Soon after the comment, Lutnick said, he and his wife abruptly left Epstein’s mansion.

In the “six to eight steps” it took for them to reach their residence, Lutnick said, the couple decided that he would “never be in the room with him socially, for business, or even philanthropy.”

Epstein has been accused of luring and grooming numerous victims, including underage girls, for sexual abuse.

“If that guy was there, I wasn’t going because he’s gross,” Lutnick said.

Devine asked how other prominent men could have associated with Epstein when Lutnick could immediately sense that he was a “pervert.”

“Did they see it and ignore it?” she asked.

“No. They participated,” responded Lutnick.

“That’s what his M.O. was,” he said. “You know, ‘get a massage, get a massage.’ And what happened in that massage room, I assume, was on video. This guy was the greatest blackmailer ever. Blackmail people. That’s how he had money.”

Rep. Robert Garcia, the top Democrat on the House Oversight committee, said on social media that Lutnick’s comments showed the need for further disclosures. “Secretary Lutnick spelled out what we already know: that some of the most powerful men across the country and world were involved in Epstein’s crimes,” Garcia wrote. “We won’t stop until we get the full truth.”

Epstein scandal dogs Trump

Trump and Epstein were friends through the 1990s and fell out in 2003 in a dispute over a Palm Beach estate, according to several accounts. Trump has said he broke with Epstein because the financier had poached staff members from his Mar-a-Lago estate.

Last month, the House Oversight and Government Reform Committee released pages from a “birthday book” given to Epstein on his 50th birthday with celebratory letters from his influential friends including former President Bill Clinton and one allegedly from Trump.

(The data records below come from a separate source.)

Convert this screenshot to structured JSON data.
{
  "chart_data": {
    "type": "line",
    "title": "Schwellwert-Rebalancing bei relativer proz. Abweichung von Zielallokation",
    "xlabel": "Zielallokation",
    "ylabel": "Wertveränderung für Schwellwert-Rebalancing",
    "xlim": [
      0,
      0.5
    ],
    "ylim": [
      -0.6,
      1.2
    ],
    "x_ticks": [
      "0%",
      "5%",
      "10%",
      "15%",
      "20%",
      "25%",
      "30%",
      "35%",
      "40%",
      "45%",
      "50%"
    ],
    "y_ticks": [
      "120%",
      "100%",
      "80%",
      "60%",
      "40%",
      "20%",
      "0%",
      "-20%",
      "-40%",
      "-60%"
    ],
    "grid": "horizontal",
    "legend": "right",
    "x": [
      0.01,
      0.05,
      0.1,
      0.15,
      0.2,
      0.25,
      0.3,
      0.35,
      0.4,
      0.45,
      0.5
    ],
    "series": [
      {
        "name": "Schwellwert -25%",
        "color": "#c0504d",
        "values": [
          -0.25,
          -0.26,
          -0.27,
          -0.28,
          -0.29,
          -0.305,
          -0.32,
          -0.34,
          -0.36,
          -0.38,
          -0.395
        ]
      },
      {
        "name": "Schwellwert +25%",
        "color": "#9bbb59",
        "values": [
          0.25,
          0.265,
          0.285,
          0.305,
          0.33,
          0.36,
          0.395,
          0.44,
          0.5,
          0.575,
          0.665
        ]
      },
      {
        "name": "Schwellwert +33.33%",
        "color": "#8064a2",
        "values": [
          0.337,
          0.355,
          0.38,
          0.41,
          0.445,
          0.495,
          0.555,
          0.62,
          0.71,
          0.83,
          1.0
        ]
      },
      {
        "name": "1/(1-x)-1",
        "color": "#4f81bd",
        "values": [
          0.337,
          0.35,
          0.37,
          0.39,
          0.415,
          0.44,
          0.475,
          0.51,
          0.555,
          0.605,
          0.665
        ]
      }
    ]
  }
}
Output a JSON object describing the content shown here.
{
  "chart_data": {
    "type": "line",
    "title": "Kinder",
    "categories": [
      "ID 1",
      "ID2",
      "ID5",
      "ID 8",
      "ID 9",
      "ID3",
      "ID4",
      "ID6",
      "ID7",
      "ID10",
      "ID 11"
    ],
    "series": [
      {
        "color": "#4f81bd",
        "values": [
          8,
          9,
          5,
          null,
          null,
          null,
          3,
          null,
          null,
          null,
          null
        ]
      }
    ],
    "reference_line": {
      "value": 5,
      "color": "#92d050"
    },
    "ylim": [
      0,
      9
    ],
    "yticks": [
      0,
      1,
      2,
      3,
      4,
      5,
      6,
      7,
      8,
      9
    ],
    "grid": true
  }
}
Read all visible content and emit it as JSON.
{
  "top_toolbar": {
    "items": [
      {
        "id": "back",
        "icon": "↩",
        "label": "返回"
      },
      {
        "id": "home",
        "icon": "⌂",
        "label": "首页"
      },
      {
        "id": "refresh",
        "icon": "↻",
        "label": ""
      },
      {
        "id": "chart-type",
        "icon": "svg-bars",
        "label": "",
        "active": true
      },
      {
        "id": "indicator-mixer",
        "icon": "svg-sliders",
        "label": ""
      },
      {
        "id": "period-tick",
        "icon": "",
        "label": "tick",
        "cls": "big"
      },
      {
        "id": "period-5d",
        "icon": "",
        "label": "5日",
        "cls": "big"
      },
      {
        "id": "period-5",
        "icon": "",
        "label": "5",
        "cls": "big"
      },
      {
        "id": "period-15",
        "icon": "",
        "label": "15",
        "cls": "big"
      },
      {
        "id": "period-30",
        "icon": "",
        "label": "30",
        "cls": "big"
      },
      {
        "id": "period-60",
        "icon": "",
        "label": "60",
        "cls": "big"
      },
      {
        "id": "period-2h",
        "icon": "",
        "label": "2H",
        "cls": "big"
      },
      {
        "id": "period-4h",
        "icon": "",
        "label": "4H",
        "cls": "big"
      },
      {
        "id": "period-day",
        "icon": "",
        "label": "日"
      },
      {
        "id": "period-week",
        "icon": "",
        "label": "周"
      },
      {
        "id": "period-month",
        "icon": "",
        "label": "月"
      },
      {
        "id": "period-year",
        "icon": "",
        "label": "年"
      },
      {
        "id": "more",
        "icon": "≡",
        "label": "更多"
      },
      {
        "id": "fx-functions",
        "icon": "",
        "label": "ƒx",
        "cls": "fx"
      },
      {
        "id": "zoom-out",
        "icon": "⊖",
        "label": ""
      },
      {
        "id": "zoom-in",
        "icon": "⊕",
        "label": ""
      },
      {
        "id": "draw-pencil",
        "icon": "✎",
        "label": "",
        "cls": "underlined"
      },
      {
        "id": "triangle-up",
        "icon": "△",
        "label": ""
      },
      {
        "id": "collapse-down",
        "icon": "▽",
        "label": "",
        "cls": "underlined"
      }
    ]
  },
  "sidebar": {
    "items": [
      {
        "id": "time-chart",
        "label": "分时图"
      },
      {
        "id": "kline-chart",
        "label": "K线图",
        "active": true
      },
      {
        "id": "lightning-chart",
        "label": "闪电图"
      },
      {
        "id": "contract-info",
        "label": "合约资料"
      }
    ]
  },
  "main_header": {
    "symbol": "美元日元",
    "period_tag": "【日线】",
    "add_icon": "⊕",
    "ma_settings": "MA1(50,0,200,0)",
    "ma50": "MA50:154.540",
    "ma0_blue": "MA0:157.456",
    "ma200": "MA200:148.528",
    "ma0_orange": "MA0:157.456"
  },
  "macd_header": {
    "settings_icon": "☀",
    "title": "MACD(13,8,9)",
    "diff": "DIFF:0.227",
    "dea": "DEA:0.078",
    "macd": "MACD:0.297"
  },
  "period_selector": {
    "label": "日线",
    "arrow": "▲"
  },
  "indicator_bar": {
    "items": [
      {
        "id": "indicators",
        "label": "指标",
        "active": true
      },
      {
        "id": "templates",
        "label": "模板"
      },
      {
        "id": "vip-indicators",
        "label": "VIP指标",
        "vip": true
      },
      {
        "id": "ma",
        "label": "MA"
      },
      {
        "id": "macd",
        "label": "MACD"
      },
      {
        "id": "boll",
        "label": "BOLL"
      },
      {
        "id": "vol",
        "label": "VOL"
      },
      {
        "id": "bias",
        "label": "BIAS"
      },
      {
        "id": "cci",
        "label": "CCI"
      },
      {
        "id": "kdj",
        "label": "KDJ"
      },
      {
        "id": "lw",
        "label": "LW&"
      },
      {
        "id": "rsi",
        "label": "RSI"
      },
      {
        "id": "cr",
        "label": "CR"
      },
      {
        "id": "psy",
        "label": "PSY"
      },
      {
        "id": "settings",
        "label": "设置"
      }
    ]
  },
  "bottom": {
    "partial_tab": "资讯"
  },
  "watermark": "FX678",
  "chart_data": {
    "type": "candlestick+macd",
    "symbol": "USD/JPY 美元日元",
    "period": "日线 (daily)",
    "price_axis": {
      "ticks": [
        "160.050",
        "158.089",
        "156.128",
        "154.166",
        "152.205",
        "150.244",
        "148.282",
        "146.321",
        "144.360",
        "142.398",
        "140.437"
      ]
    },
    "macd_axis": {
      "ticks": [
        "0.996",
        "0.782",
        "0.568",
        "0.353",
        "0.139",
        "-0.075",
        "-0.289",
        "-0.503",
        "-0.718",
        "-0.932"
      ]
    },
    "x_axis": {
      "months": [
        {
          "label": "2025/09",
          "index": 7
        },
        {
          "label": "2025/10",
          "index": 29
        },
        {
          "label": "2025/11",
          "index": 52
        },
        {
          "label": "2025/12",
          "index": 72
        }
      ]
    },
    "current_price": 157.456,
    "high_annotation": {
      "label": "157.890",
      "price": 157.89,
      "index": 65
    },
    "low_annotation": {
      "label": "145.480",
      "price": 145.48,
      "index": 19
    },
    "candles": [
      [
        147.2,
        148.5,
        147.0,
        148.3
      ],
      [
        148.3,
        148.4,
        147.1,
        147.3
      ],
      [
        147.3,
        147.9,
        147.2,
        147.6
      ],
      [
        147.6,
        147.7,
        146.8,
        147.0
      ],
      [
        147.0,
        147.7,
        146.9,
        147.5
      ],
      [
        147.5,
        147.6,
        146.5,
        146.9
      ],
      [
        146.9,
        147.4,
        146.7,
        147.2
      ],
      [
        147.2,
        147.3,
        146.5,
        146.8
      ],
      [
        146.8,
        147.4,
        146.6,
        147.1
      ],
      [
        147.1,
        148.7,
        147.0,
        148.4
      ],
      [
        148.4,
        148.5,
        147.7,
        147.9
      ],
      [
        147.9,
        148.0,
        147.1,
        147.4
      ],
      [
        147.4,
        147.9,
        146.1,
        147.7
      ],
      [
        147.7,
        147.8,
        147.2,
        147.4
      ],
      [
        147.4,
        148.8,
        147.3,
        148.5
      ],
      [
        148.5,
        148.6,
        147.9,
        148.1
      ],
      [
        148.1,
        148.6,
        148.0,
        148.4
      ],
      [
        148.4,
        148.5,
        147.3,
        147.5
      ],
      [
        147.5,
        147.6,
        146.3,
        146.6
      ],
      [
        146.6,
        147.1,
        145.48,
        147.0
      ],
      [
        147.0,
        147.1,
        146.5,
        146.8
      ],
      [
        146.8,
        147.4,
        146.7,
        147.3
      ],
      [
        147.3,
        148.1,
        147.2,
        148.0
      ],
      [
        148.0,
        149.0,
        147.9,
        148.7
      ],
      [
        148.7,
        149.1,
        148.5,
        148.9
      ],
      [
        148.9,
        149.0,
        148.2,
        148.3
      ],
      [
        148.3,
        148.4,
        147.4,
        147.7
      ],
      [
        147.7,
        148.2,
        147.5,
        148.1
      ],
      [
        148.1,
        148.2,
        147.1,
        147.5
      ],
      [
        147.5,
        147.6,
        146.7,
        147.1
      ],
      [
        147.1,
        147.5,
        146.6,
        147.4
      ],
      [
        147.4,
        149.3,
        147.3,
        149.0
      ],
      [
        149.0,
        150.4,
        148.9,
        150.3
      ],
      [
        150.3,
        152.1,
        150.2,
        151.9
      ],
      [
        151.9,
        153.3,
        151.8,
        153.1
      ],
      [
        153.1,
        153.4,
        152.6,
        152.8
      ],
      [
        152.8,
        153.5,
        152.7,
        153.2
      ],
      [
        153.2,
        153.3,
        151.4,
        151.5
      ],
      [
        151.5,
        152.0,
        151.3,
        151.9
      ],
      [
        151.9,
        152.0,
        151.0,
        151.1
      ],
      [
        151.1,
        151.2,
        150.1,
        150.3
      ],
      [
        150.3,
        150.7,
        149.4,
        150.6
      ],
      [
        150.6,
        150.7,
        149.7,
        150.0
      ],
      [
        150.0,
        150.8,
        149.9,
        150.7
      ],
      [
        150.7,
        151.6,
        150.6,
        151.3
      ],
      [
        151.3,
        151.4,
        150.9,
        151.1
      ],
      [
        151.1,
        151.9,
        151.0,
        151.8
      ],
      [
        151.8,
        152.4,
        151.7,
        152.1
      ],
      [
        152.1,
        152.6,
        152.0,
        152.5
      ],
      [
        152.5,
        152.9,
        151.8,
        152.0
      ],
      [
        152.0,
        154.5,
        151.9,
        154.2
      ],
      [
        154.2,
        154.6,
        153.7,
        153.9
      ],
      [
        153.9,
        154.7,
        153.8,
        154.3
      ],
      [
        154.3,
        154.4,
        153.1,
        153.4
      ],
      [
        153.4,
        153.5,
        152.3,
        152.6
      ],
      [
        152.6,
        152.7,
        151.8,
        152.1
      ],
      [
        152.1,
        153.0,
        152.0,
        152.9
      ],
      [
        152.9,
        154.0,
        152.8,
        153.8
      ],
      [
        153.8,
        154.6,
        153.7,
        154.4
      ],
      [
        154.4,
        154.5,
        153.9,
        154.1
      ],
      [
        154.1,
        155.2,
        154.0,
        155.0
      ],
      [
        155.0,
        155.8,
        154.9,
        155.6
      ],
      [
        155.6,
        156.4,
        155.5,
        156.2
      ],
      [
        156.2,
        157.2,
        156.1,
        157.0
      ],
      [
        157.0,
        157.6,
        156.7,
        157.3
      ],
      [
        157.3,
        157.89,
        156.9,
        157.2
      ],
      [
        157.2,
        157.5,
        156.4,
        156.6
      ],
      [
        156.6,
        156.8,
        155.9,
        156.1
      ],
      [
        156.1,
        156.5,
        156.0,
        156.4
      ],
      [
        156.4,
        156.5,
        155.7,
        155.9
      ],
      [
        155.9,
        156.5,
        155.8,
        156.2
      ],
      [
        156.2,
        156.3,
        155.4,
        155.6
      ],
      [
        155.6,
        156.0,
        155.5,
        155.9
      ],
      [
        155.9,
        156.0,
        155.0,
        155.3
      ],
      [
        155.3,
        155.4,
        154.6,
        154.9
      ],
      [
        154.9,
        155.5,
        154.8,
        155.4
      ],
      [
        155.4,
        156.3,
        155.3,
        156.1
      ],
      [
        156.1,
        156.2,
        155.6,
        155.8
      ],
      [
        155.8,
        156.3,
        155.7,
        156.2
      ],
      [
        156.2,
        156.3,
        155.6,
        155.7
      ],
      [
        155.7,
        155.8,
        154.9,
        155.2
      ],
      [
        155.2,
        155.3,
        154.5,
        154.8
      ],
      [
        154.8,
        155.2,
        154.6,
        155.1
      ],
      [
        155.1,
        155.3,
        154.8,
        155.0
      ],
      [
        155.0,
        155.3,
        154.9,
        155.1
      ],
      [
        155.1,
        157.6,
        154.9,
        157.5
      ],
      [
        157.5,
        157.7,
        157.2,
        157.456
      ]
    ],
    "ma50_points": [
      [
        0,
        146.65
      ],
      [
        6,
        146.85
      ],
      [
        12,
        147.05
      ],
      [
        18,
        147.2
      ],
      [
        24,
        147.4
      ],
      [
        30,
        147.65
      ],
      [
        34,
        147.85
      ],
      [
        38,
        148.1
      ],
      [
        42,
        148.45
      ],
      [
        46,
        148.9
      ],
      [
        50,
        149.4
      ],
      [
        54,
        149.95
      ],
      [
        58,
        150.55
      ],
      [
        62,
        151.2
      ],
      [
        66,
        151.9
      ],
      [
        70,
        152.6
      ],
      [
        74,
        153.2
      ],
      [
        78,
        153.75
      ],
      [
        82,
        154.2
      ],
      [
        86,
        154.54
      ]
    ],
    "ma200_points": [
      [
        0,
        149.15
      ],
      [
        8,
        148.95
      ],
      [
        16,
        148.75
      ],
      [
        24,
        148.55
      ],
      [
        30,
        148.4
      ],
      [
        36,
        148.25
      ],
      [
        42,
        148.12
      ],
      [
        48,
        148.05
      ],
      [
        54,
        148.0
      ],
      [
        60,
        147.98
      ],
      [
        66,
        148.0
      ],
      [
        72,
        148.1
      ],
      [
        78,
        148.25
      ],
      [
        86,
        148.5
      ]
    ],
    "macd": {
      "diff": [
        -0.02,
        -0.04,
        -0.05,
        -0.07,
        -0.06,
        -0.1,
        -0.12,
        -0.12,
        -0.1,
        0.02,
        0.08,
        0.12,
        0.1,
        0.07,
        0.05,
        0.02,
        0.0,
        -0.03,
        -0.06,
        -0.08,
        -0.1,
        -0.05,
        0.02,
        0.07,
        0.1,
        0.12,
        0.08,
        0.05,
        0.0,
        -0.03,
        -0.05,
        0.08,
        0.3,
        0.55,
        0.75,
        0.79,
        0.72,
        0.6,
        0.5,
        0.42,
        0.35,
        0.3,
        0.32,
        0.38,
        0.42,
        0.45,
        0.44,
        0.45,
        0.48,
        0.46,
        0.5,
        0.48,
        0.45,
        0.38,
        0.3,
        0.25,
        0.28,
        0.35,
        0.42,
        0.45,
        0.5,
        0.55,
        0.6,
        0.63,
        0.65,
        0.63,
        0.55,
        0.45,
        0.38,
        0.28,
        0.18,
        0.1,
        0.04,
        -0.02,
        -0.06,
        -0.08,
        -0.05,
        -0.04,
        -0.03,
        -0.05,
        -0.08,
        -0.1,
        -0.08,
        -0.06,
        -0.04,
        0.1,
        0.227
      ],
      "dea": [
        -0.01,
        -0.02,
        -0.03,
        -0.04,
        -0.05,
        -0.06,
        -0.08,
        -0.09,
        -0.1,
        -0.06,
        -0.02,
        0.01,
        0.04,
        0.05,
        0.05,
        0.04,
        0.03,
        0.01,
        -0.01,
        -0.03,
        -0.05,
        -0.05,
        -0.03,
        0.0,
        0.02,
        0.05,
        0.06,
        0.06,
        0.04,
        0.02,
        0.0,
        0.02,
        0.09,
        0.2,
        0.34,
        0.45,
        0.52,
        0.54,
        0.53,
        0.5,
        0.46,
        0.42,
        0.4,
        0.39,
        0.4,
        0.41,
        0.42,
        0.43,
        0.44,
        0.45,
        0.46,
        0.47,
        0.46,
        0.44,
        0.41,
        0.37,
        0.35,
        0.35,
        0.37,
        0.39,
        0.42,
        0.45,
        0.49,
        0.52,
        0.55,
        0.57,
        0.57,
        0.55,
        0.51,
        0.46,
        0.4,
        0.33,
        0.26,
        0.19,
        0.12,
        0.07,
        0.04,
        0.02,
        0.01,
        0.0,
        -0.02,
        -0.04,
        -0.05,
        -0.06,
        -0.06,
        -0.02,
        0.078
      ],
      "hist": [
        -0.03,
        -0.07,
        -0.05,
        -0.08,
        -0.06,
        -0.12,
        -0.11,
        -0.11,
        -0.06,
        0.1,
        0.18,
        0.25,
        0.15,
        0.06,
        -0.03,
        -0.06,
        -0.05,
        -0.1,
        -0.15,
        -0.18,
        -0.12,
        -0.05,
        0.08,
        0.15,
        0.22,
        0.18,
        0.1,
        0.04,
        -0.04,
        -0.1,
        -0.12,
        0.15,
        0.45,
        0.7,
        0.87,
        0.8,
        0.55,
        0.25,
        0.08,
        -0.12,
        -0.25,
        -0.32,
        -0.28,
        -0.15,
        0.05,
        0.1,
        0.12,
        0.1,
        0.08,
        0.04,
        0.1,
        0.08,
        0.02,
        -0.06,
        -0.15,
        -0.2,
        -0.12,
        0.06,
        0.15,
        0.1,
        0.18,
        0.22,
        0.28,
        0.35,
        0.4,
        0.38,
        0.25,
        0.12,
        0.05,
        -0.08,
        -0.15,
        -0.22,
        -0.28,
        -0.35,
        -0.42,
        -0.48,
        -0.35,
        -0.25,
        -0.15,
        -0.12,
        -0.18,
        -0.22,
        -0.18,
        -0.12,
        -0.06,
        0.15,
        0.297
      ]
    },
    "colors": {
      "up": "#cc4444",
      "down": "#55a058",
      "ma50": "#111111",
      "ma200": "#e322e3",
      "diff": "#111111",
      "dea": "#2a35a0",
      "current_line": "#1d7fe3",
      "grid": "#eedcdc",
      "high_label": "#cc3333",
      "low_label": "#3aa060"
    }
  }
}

Trump’s purported message, which he denies writing, was written inside the outline of a naked woman.

The president and his supporters have worked furiously to tamp down a backlash over the Justice Department and FBI’s July statement that there was no Epstein “client list.” Trump and many of his backers, including FBI Director Kash Patel and Vice President JD Vance, had previously stoked conspiracies that the Biden administration was protecting a cabal of child abusers connected to Epstein.

On Oct. 2, after the podcast aired, Garcia sent a letter to Lutnick asking him to “cooperate” in their investigation into possible Epstein co-conspirators.

“In the interest of justice for the victims of Jeffrey Epstein and his enablers, and given your firsthand interactions with and knowledge of Mr. Epstein, we demand that you cooperate with the Committee’s investigation by sitting for a transcribed interview with Committee staff,” Garcia wrote.

Delaying a House vote on Epstein files

In Congress, a bipartisan measure backed by Rep. Thomas Massie, a Republican from Kentucky, and Rep. Ro Khanna, a Democrat from California, has 217 signatures from House members calling for U.S. Attorney General Pam Bondi to release the Department of Justice’s files on Epstein. One more vote is needed to force a House vote over the resistance of Speaker Mike Johnson.

Democrats have accused Speaker Johnson of delaying the swearing-in of Democratic Rep.-elect Adelita Grijalva, who won a special election in Arizona − and whose vote could be instrumental in making the Epstein records public.

In the podcast interview, Lutnick speculated that Epstein had managed to secure a controversial 2008 plea deal in exchange for videos he possessed. The deal allowed him to avoid federal sex trafficking charges.

Epstein instead pleaded guilty to lesser charges of soliciting a minor for prostitution in Florida state court and was required to register as a sex offender. He received an 18-month sentence and was permitted to go on “work release” to his office while in custody.

Trump’s association with Epstein has dogged him since his first term in office. In 2019, Trump said he’d had a “falling out” with Epstein, whom he described as a “Palm Beach fixture,” in the mid-2000s.